Blog by Activate Learning Group Chief Executive Sally Dicketts.
Folllow Sally on twitter @sallydicketts
Last week the government released the first details of its national review of post-16 education.
The 10-page report sets out a plan for “fewer, more resilient and efficient providers” which could include new Institutes of Technology and National Colleges providing training in industry specialisms.
The proposals stem the Government’s productivity plan – Fixing the Foundations – which aims to create a more prosperous and productive Britain.
While the detail on such sweeping reforms is scant at this early stage, we know that the vision will be achieved via a national programme of area-based reviews, starting in September.
Area-based reviews are not new to the sector, but they haven’t before been driven through with such an imperative for colleges to collaborate and merge.
Merger is part of our history at Activate Learning, where three colleges are now part of one group with centralised support services.
However, in the current climate I would question whether merger is always the best route for colleges needing to improve effectiveness and financial stability.
I believe we should consider the following through the process of review:
- Can advances in technology enable colleges to work more effectively together?
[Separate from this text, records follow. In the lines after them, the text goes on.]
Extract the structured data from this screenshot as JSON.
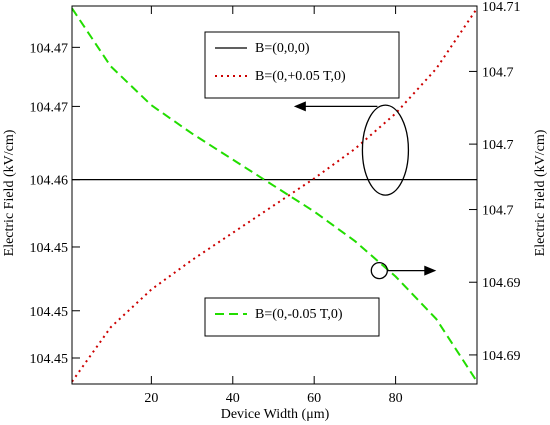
{
  "chart_data": {
    "type": "line",
    "xlabel": "Device Width (μm)",
    "ylabel_left": "Electric Field (kV/cm)",
    "ylabel_right": "Electric Field (kV/cm)",
    "xlim": [
      0.5,
      100
    ],
    "ylim_left": [
      104.443,
      104.475
    ],
    "ylim_right": [
      104.684,
      104.71
    ],
    "x_ticks": [
      {
        "value": 20,
        "label": "20"
      },
      {
        "value": 40,
        "label": "40"
      },
      {
        "value": 60,
        "label": "60"
      },
      {
        "value": 80,
        "label": "80"
      }
    ],
    "y_left_ticks": [
      {
        "value": 104.4715,
        "label": "104.47"
      },
      {
        "value": 104.4665,
        "label": "104.47"
      },
      {
        "value": 104.4603,
        "label": "104.46"
      },
      {
        "value": 104.4546,
        "label": "104.45"
      },
      {
        "value": 104.4492,
        "label": "104.45"
      },
      {
        "value": 104.4452,
        "label": "104.45"
      }
    ],
    "y_right_ticks": [
      {
        "value": 104.71,
        "label": "104.71"
      },
      {
        "value": 104.7055,
        "label": "104.7"
      },
      {
        "value": 104.7005,
        "label": "104.7"
      },
      {
        "value": 104.696,
        "label": "104.7"
      },
      {
        "value": 104.691,
        "label": "104.69"
      },
      {
        "value": 104.686,
        "label": "104.69"
      }
    ],
    "series": [
      {
        "name": "B=(0,0,0)",
        "axis": "left",
        "color": "#000000",
        "dash": "solid",
        "x": [
          0.5,
          10,
          20,
          30,
          40,
          50,
          60,
          70,
          80,
          90,
          100
        ],
        "y": [
          104.4603,
          104.4603,
          104.4603,
          104.4603,
          104.4603,
          104.4603,
          104.4603,
          104.4603,
          104.4603,
          104.4603,
          104.4603
        ]
      },
      {
        "name": "B=(0,+0.05 T,0)",
        "axis": "left",
        "color": "#cc0000",
        "dash": "dotted",
        "x": [
          0.5,
          10,
          20,
          30,
          40,
          50,
          60,
          70,
          80,
          90,
          100
        ],
        "y": [
          104.4432,
          104.4478,
          104.451,
          104.4535,
          104.4558,
          104.4581,
          104.4604,
          104.4629,
          104.4659,
          104.4697,
          104.4748
        ]
      },
      {
        "name": "B=(0,-0.05 T,0)",
        "axis": "left",
        "color": "#22dd00",
        "dash": "dashed",
        "x": [
          0.5,
          10,
          20,
          30,
          40,
          50,
          60,
          70,
          80,
          90,
          100
        ],
        "y": [
          104.4748,
          104.4699,
          104.4666,
          104.4642,
          104.462,
          104.4598,
          104.4576,
          104.4551,
          104.4521,
          104.4485,
          104.4432
        ]
      }
    ],
    "legend_top": [
      "B=(0,0,0)",
      "B=(0,+0.05 T,0)"
    ],
    "legend_bottom": [
      "B=(0,-0.05 T,0)"
    ],
    "annotations": [
      {
        "kind": "ellipse-arrow-left",
        "target_axis": "left",
        "x": 77.5,
        "y": 104.4628,
        "arrow_to_x": 55,
        "arrow_y": 104.4665
      },
      {
        "kind": "circle-arrow-right",
        "target_axis": "right",
        "x": 76,
        "y": 104.6918,
        "arrow_to_x": 90
      }
    ]
  }
}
In the last decade there have been major strides in technologies which enable staff and students to work collaboratively. Virtual reality is increasingly being used to simulate real working environments, reducing the costs of the physical environment and facilities. As we seek to develop national centres of excellence, we should consider how technology can facilitate and improve access to this expertise and enable providers to do more for less.
- Demographics are not fixed. While some colleges are facing a declining 16-19 population, that won’t always be the case. There is a bulge coming through primary schools that will need to access an appropriate education within 10 years. I would not want to see a drastic cutting back of provision which then needs to be poised for growth as soon as the process is complete.
- Geography isn’t the only driver. While area-based reviews may suggest that providers join forces because of county boundaries or the organisation of LEPs, as anyone who has been through a merger will know success hinges on much more than the convenience of location. Organisations need to have a cultural fit and to be equally committed to the changes. They also need to unite around an approach to learning that can become a common characteristic of an otherwise disparate group.
- How should new, larger colleges, deliver their specialisms? At Activate Learning we are adopting a faculty-based approach which will see our three colleges working more closely together through professional learning communities. This approach will ensure consistency in the quality of teaching and learning across the same discipline in each centre. It will also enable teachers to specialise in their field of expertise – whether that is connecting with industry; using this knowledge to design the curriculum or deliver teaching and learning in the classroom. A faculty-based approach could offer learners easier access to a new network of specialist national centres.
- What about level 2? There is an absolute focus on raising the quality of post-16 provision and the government paper references the desire for high quality provision at levels 3, 4 and 5. In overlooking level 2 qualifications my concern is that a swathe of Britain’s young people will fall through the cracks. If the new National Colleges focus on levels 3 and above we still need colleges which can provide a training ground to prepare students for success at level 3 and beyond.
There will no doubt be much more debate in the sector as more details of the reviews emerge. Regardless of tight time frames we need to make careful decisions if we are to ensure that changes made now do indeed fix the foundations for the country’s future growth and skills needs.